Bawa Visi "Nyaman, Aman, Damai, Mandiri, Transparan dan Inovatif Serta 5 Misi Prioritas
ROKAN HULU, PAB– Suasana politik Desa Sukadamai, Kecamatan Ujung Batu, Kabupaten Rokan Hulu, mulai memanas menjelang Pilkades. Salah satu nama yang kembali mencuat adalah Afrizal. Dengan mengusung tagline "Salam 2 Periode", Afrizal menyatakan kesiapannya untuk kembali mengabdi dan memimpin Desa Sukadamai, Rabu (9/9/2026).
Keputusan Afrizal untuk maju kembali bukan tanpa alasan. Selama masa kepemimpinan sebelumnya, ia menilai masih banyak program dan pekerjaan rumah yang harus dituntaskan demi kemajuan desa. Oleh karena itu, ia hadir dengan semangat baru dan komitmen yang lebih kuat.
“Kami ingin melanjutkan apa yang sudah kita mulai bersama. Masih banyak amanah masyarakat yang harus kita tuntaskan. Karena itu saya maju lagi, dengan visi dan misi yang lebih terarah untuk Desa Sukadamai,” ujar Afrizal, Rabu 9/9/2026.
Visi dan 5 Misi Prioritas
Afrizal membawa visi besar: "Mewujudkan Desa Sukadamai Yang Nyaman, Aman, Damai, Mandiri, Transparan dan Inovatif"
Visi ini lahir dari harapan agar Sukadamai tidak hanya berkembang dari sisi infrastruktur, tetapi juga dari sisi kesejahteraan, pelayanan, dan keterlibatan masyarakat. Desa yang nyaman berarti lingkungan yang tertib dan bersih. Desa yang aman dan damai berarti tidak ada konflik dan masyarakat hidup rukun. Sementara desa yang mandiri, transparan, dan inovatif adalah kunci agar Sukadamai bisa berdiri sendiri dan dipercaya oleh pemerintah maupun pihak luar.
Untuk menerjemahkan visi tersebut, Afrizal merumuskan 5 misi utama yang akan menjadi prioritas kerja jika kembali dipercaya masyarakat:
1. Mengutamakan kepentingan masyarakat. Segala kebijakan dan program harus berangkat dari kebutuhan warga. Mulai dari penyaluran bantuan sosial yang harus tepat sasaran, hingga pelayanan administrasi yang tidak membeda-bedakan.
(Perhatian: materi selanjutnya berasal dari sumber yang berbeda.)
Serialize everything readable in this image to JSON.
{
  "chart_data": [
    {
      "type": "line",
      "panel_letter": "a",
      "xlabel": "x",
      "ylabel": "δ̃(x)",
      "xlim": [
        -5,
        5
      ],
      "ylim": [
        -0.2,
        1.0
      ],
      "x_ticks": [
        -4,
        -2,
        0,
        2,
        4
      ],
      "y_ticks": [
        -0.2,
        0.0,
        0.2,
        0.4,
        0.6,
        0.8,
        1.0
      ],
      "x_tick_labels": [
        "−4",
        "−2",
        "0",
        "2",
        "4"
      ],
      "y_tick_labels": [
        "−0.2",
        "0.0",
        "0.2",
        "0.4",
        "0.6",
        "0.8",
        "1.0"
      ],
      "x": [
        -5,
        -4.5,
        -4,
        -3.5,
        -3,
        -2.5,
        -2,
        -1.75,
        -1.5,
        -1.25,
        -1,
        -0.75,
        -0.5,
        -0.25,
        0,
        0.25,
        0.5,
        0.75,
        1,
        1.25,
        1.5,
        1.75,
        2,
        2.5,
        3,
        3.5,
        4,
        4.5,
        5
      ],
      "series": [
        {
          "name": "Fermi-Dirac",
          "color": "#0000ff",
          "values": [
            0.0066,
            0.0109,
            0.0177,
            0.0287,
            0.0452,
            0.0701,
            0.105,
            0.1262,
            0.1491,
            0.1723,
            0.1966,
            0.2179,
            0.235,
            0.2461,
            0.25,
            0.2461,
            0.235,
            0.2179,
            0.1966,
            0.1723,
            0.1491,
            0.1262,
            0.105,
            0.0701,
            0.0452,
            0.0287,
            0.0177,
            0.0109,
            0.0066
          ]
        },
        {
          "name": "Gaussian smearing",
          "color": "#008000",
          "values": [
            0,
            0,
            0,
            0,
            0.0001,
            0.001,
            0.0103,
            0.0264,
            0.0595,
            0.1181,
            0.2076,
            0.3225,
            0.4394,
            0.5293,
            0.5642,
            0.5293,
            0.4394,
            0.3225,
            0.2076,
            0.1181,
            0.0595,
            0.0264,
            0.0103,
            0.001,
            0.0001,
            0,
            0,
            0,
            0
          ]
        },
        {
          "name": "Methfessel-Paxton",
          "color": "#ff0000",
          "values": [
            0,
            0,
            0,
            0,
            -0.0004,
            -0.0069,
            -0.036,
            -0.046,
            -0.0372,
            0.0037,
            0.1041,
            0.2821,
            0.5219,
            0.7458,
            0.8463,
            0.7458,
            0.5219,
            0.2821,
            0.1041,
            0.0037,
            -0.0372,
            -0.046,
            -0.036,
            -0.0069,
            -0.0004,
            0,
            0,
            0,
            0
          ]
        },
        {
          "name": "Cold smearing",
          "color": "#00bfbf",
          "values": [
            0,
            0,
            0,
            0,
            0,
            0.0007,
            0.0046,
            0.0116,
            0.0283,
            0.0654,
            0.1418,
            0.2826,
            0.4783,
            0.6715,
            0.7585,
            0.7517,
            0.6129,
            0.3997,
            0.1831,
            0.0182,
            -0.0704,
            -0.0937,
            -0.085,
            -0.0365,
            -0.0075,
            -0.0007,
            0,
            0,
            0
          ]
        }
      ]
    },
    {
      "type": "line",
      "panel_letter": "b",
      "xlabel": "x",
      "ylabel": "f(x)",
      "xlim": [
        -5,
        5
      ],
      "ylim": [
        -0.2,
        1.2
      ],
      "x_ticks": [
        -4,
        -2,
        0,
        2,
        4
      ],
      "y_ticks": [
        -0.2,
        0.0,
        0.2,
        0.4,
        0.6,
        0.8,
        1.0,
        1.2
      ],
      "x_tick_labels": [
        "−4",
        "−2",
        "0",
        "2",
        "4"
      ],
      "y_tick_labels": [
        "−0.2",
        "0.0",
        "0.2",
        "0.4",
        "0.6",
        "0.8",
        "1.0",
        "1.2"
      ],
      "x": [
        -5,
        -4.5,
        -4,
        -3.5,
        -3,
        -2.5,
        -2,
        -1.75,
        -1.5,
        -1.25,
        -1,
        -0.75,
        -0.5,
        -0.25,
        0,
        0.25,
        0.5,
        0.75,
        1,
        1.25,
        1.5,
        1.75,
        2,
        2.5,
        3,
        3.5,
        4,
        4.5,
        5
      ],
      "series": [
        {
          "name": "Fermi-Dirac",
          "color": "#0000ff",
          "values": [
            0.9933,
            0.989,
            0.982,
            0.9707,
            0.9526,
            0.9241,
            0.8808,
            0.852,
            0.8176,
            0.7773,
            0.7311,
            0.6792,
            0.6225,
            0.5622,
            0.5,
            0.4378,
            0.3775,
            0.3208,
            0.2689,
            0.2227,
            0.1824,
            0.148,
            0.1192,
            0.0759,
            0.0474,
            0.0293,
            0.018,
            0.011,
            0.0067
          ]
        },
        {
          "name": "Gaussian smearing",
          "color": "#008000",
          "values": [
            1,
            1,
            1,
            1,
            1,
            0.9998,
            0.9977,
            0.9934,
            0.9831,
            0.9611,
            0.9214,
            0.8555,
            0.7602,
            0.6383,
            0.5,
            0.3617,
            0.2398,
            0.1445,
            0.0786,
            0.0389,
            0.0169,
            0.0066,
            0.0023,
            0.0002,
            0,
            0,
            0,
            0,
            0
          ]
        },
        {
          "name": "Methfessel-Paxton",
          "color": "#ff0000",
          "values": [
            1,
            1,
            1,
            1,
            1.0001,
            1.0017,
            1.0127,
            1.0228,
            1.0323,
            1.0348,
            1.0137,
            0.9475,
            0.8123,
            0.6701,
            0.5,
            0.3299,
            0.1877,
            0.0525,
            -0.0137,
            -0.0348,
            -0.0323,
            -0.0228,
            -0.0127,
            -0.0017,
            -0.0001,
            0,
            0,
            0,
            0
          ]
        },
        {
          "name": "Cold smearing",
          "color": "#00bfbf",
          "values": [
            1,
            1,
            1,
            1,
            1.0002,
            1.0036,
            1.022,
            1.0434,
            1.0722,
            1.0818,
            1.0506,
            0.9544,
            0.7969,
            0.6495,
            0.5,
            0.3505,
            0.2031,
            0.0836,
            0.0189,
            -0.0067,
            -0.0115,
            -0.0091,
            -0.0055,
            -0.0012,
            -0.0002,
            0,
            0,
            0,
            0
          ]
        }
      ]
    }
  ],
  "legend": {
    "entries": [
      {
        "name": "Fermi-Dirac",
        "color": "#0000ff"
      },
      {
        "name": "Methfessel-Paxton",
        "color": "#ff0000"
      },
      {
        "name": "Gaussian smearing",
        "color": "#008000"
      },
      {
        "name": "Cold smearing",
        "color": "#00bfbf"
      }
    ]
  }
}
2. Optimalisasi pelayanan masyarakat. Afrizal berkomitmen membangun sistem pelayanan yang cepat, tepat, mudah, dan ramah. Ia juga membawa semboyan *"Tiada Hari Tanpa Layanan Sigap"* sebagai bentuk keseriusannya dalam melayani warga. Kantor desa harus menjadi rumah bagi masyarakat untuk mengurus segala keperluan.
3. Melanjutkan pembangunan infrastruktur. Pembangunan jalan, jembatan, drainase, dan fasilitas umum lainnya akan terus dilanjutkan secara merata. Namun, pembangunan tidak akan berjalan sendiri. Setiap program akan diputuskan melalui skala prioritas dan hasil musyawarah di setiap wilayah, agar benar-benar sesuai kebutuhan warga.
4. Menghidupkan kembali semangat gotong royong dan musyawarah. Afrizal percaya, kekuatan desa ada pada kebersamaan. Ia ingin mengembalikan budaya saling bantu dan duduk bersama untuk mengambil keputusan. Dengan begitu, setiap kebijakan akan terasa milik bersama.
5. Menguatkan perekonomian desa. Afrizal melihat potensi besar Sukadamai ada di sektor UMKM, pertanian, dan perikanan. Ke depan, ia akan fokus mendorong pelatihan, permodalan, dan pemasaran bagi pelaku usaha kecil agar ekonomi warga semakin kuat dan mandiri.
Semua program tersebut dirangkum dalam satu motto: *"Melanjutkan Karya, Menuntaskan Amanah"*.
Bagi Afrizal, memimpin desa adalah tentang amanah. Amanah untuk bekerja, amanah untuk melayani, dan amanah untuk memajukan Sukadamai. Ia mengajak seluruh masyarakat untuk bersama-sama mengawal pembangunan desa.
“Mari kita lanjutkan karya-karya baik yang sudah kita bangun. Mari kita tuntaskan amanah masyarakat. Bersama kita bisa buat Sukadamai lebih maju, lebih sejahtera, dan lebih bermartabat,” tutupnya.
Dengan visi, misi, dan semangat yang ia bawa, Afrizal berharap bisa kembali mendapatkan kepercayaan masyarakat Desa Sukadamai untuk memimpin satu periode lagi ke depan.